- -
- 100%
- +
Девушка прикрыла глаза и начала пальцами массировать их через веки. Небесно-голубого цвета, который так резко контрастировал со всем ее внешним видом, они были чересчур чувствительны к свету. Особенно это ощущалось спустя несколько часов беспрерывного наблюдения за чужими жизнями через монитор.
Вита взглянула на старомодные настенные часы и поняла, что уже слишком долго здесь сидит. У нее не было графика работы в привычном понимании – хозяин ателье был старым приятелем родителей, поэтому она могла приходить, когда ей вздумается и уходить по этому же принципу.
Будучи с рождения несобранной, ненавидящей рамки и в каком-то роде даже безответственной – такие условия казались приемлемыми. Однако она все равно работала по своей авторской методике – откладывала все дела до обещанных сроков сдачи клиентам и делала всю работу в последний момент. Чаще ночью.
Но с этим заказом она решила выйти за рамки. Ведь свои рамки – тоже рамки. А, как было сказано выше, она их ненавидела. В запасе у нее была почти целая неделя, поэтому она без зазрения совести выключила монитор компьютера, взяла с соседнего стула сумку и, погасив свет, вышла из небольшой комнатки, ставшей ее крепостью этим летом.
Она достала из утробы своей бесформенной сумки звякающие ключи и закрыла ими ателье, предварительно перевернув табличку на двери, сменив вывеску на «Закрыто».
Оказавшись на улице, девушка не смогла сдержать улыбки, заметив, что солнце давно скрылось за горизонтом, уступив место темноте. По понятным причинам фотоателье не было богато на окна и солнечные лучи, что, по правде говоря, для Виты было только плюсом.
Раньше ее в шутку дразнили вампиром, потому что она жила ночью, боялась солнечного света и любила стейки с кровью. Настоящая причина была донельзя банальной – бледная кожа быстро сгорала на солнце, а на лице выступала россыпь грязных брызг, которую принято называть веснушками.
В социальных сетях она видела девушек, которые намеренно их себе рисуют каждый день или даже оставляют их «навсегда» с помощью перманентного макияжа, и совершенно искренне считала таких дам сумасшедшими.
Но у каждого свои заморочки: кто-то боится быть похожим на других, а кто-то к этому отчаянно стремится. Виту можно отнести скорее к первому типу. С девятого класса она настойчиво красила волосы в черный цвет, чтобы не быть похожей на типичную блондинку с голубыми глазами. И плевать, что такой внешний вид делал ее похожей на тысячи точно таких же «не таких, как все» девчонок. Но главное, что ей все нравилось.
У каждого свои заморочки – это точно.
Фотоателье находилось в центре, откуда было удобно добираться до любой точки в городе, но не очень удобно ездить домой – она жила на отшибе в одном из элитных районов с частными домами. Благо у нее был велосипед, который она нашла на свалке.

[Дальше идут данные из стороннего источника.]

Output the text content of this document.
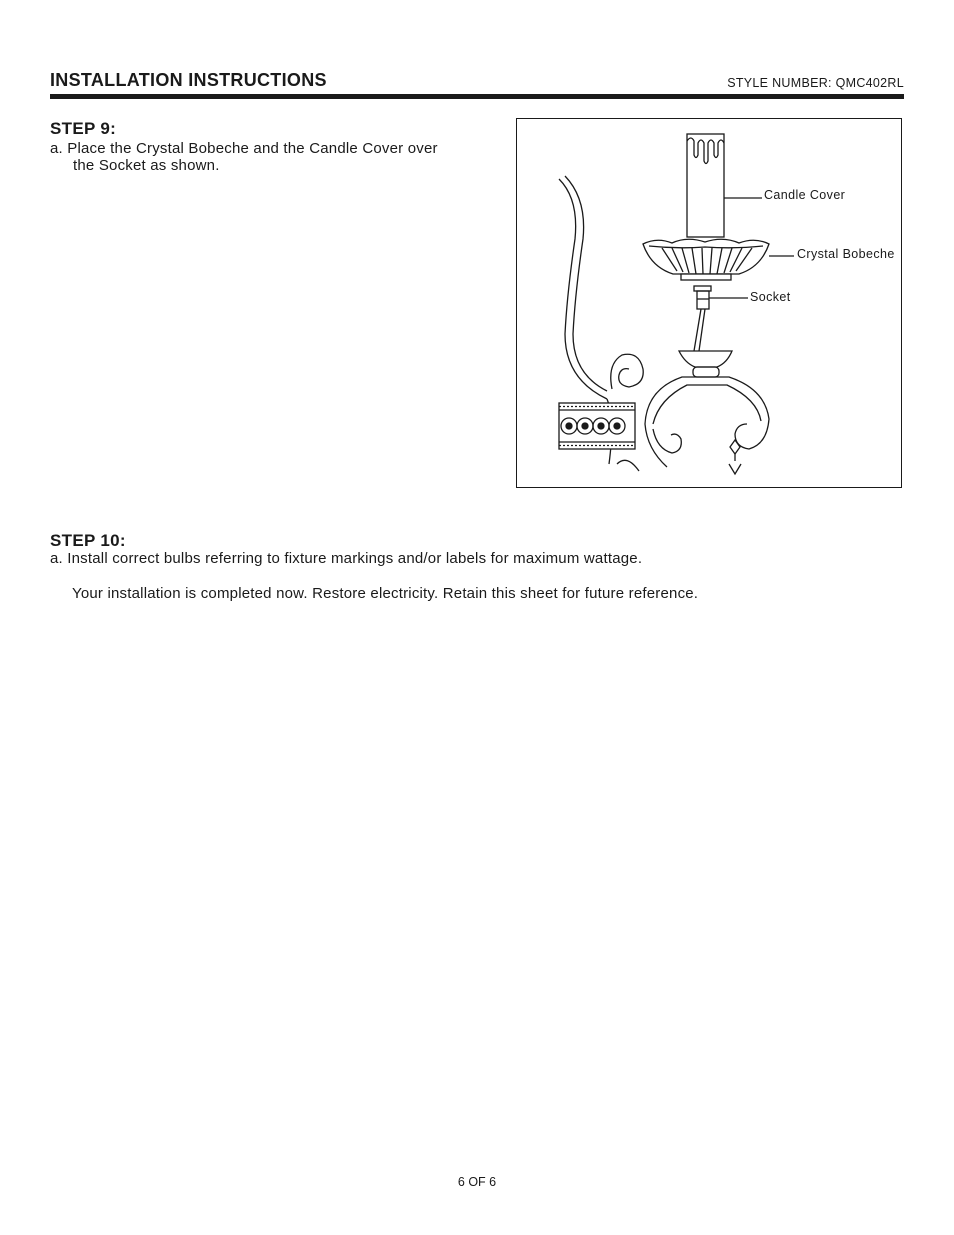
INSTALLATION INSTRUCTIONS	STYLE NUMBER: QMC402RL
STEP 9:
a. Place the Crystal Bobeche and the Candle Cover over
the Socket as shown.
Candle Cover
Crystal Bobeche
Socket
STEP 10:
a. Install correct bulbs referring to fixture markings and/or labels for maximum wattage.
Your installation is completed now. Restore electricity. Retain this sheet for future reference.
6 OF 6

Ее драгоценная мать с аристократичными замашками была на грани нервного срыва, когда Вита притащила это железное чудо домой. Она театрально охала, умоляла забыть о нем и обещала купить новый, со всякими наворотами и скоростями. Затем мама и вовсе пошла ва-банк – грозилась лично поехать в автосалон и насильно купить нерадивой дочке самую дорогую машину.

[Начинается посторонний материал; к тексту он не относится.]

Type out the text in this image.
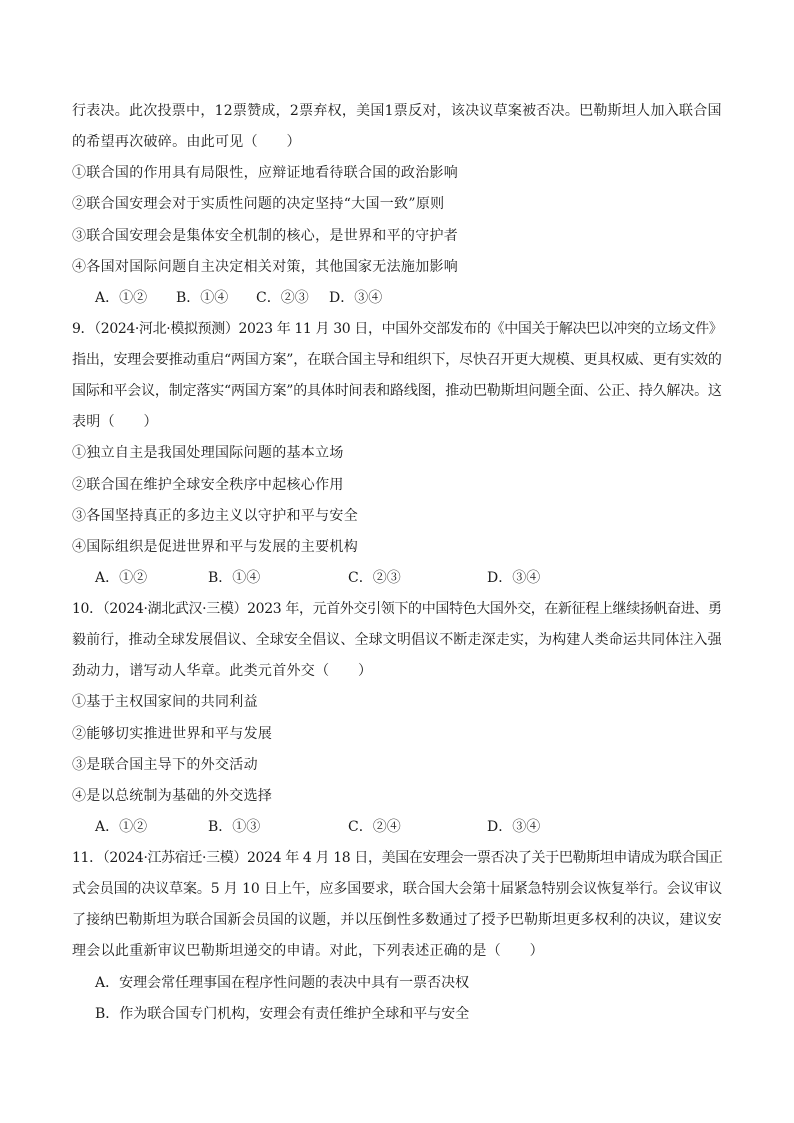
行表决。此次投票中，12票赞成，2票弃权，美国1票反对，该决议草案被否决。巴勒斯坦人加入联合国
的希望再次破碎。由此可见（　　）
①联合国的作用具有局限性，应辩证地看待联合国的政治影响
②联合国安理会对于实质性问题的决定坚持“大国一致”原则
③联合国安理会是集体安全机制的核心，是世界和平的守护者
④各国对国际问题自主决定相关对策，其他国家无法施加影响
A．①② B．①④ C．②③ D．③④
9．（2024·河北·模拟预测）2023 年 11 月 30 日，中国外交部发布的《中国关于解决巴以冲突的立场文件》
指出，安理会要推动重启“两国方案”，在联合国主导和组织下，尽快召开更大规模、更具权威、更有实效的
国际和平会议，制定落实“两国方案”的具体时间表和路线图，推动巴勒斯坦问题全面、公正、持久解决。这
表明（　　）
①独立自主是我国处理国际问题的基本立场
②联合国在维护全球安全秩序中起核心作用
③各国坚持真正的多边主义以守护和平与安全
④国际组织是促进世界和平与发展的主要机构
A．①②	B．①④	C．②③	D．③④
10．（2024·湖北武汉·三模）2023 年，元首外交引领下的中国特色大国外交，在新征程上继续扬帆奋进、勇
毅前行，推动全球发展倡议、全球安全倡议、全球文明倡议不断走深走实，为构建人类命运共同体注入强
劲动力，谱写动人华章。此类元首外交（　　）
①基于主权国家间的共同利益
②能够切实推进世界和平与发展
③是联合国主导下的外交活动
④是以总统制为基础的外交选择
A．①②	B．①③	C．②④	D．③④
11．（2024·江苏宿迁·三模）2024 年 4 月 18 日，美国在安理会一票否决了关于巴勒斯坦申请成为联合国正
式会员国的决议草案。5 月 10 日上午，应多国要求，联合国大会第十届紧急特别会议恢复举行。会议审议
了接纳巴勒斯坦为联合国新会员国的议题，并以压倒性多数通过了授予巴勒斯坦更多权利的决议，建议安
理会以此重新审议巴勒斯坦递交的申请。对此，下列表述正确的是（　　）
A．安理会常任理事国在程序性问题的表决中具有一票否决权
B．作为联合国专门机构，安理会有责任维护全球和平与安全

Вита не была из числа тех, кто презирает материальный достаток под предлогом философских размышлений о цене и ценности. Иметь деньги – это круто. Глупо отрицать. Но этот велик попался ей на глаза в тот момент, когда нужно было что-то собрать, хоть что-то спасти, потому что вокруг – и внутри – царила непроглядная разруха.
По телу разлилась приятная усталость, когда она вышла на улицу – все же приятно иметь дело, за которым можно раствориться на несколько часов. Хихикнув от мыслей о растворении и растворителях, которые встречались в работе, она отстегнула своего железного коня от фонарного столба рядом с ателье. Перед тем, как перекинуть ногу через раму и сесть на сидение, из ее огромной сумки-людоедки донеслась вибрация.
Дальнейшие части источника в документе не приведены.